Effect of the number of conditions


Supplementary figure 6

Comparison of the NRMS errors of the k-NN and the GO-based k-NN methods for four different missing value percentages when the number of conditions varies. alpha part of the Spellman's Yeast cell cycle data set and biological process ontology are used here (Supplementary fig. 6).


Effect of the release date of the ontology


Supplementary figure 7

We studied how the evolution of the gene ontology affects the imputation accuracy of the GO-based k-NN method. We determined the imputation accuracy of the GO based k-NN method with the old biological process ontology files downloaded from the ftp-server of the Gene Ontology consortium (ftp.geneontology.org). It proved out that the evolution of the function ontology has significant influence on the imputation accuracy of the GO based k-NN method only if the percentage of missing values is high (Supplementary fig. 7).


GO Slims


Supplementary figure 8

Imputation accuracy of the GO-based k-NN method was compared between GO Slims (generic GO Slims and yeast GO Slims) and the full ontologies. Supplementary fig. 8 shows that when the missing value percentage is low, the GO Slims are almost as good as the full ontologies, but when the missing value rate is high, the full ontologies produce more accurate results then the Slims, at least when the diauxic data set is used.


Reduced function ontology


Supplementary figure 9

Imputation accuracy of the GO-based k-NN method was compared between a reduced molecular function ontology (terms and subgraphs related to transferase or kinase activity were deleted from the ontology graph) and the full ontology. The objective was to study the effect of such general functional categories on the imputation method. Supplementary fig. 9 shows that there were no significant differences in the imputation accuracy as compared to the original ontology. GOkNNr: reduced MF-ontology. GOkNN: full MF-ontology.
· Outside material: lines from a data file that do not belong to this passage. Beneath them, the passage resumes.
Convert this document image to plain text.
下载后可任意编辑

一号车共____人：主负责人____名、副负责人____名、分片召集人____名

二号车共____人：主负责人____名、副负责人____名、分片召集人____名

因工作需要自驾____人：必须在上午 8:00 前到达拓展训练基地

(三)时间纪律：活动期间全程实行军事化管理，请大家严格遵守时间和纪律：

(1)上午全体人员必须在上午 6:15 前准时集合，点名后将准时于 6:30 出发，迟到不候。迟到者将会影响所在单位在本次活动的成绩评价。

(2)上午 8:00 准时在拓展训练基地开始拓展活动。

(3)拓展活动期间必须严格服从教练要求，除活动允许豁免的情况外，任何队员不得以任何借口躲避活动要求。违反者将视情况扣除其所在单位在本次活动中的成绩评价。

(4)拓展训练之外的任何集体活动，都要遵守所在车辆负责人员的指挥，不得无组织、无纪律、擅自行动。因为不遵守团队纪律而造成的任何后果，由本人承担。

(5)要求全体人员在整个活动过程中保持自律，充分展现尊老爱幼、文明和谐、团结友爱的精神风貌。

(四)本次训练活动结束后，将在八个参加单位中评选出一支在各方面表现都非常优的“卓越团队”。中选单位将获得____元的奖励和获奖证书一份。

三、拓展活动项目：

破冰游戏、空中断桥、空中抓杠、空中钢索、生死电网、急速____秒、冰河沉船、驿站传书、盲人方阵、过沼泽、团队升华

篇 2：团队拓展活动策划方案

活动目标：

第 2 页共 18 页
Best and worst terms of MF sub-ontology


Supplementary figure 10

Distribution of the 100 best terms (red nodes) and 100 worst terms (blue nodes) in the MF sub-ontology. Click image to zoom to the nodes to see their IDs. The impact of each MF term used on the imputation was measured by subtracting the imputation error obtained with the GO-based k-NN method from the error with the pure k-NN method. We repeated this calculation 10 times in the diauxic data set with 20% missing rate and calculated the average impact of each term. The alpha value was fixed to 1 in these runs. The 100 best terms and 100 worst terms in the AmiGO ontology browser.


Effect of using constrained set of GO annotations


Supplementary figure 11

We studied how constraining annotations affect the imputation accuracy of the GO-based k-NN method. Two sets of annotations were used: (i) all available annotations and (ii) only annotations with TAS or IDA evidence field label (the two most reliable evidence fields). The objective was to investigate the effect of such reliable annotations on the accuracy of the GO-based imputation algorithm. With MF ontology, this impairs the imputation accuracy on average, whereas with BP ontology, the result is vice versa. However, these differences were rather small and we cannot give any recommendations what evidence code the user should apply (Supplementary fig. 11).


Comparions of execution times against imputation accuracy


Supplementary figure 12

Summary of the execution times (bars) of different versions of the k-NN based imputation along with the corresponding NRMS errors (line). The nine versions are arranged according to their imputation accuracies. Diauxic data set with 20 % of missing values was used. The results show that 20 % of genes are enough for the adaptive alpha selection procedure. The execution times do not include the ontology buffer construction times which were 206 min for the BP ontology, 109 s for the MF ontology, 53 s for the BP yeast slim, and 41 s for the MF yeast slim. An ontology buffer is constructed only once for each ontology and data file and it can be stored in the hard disk. It contains GO dissimilarity values for each gene pairs in the data set. Stored ontology buffer needs about 300 MB disk space, and about 450 MB main memory when using it.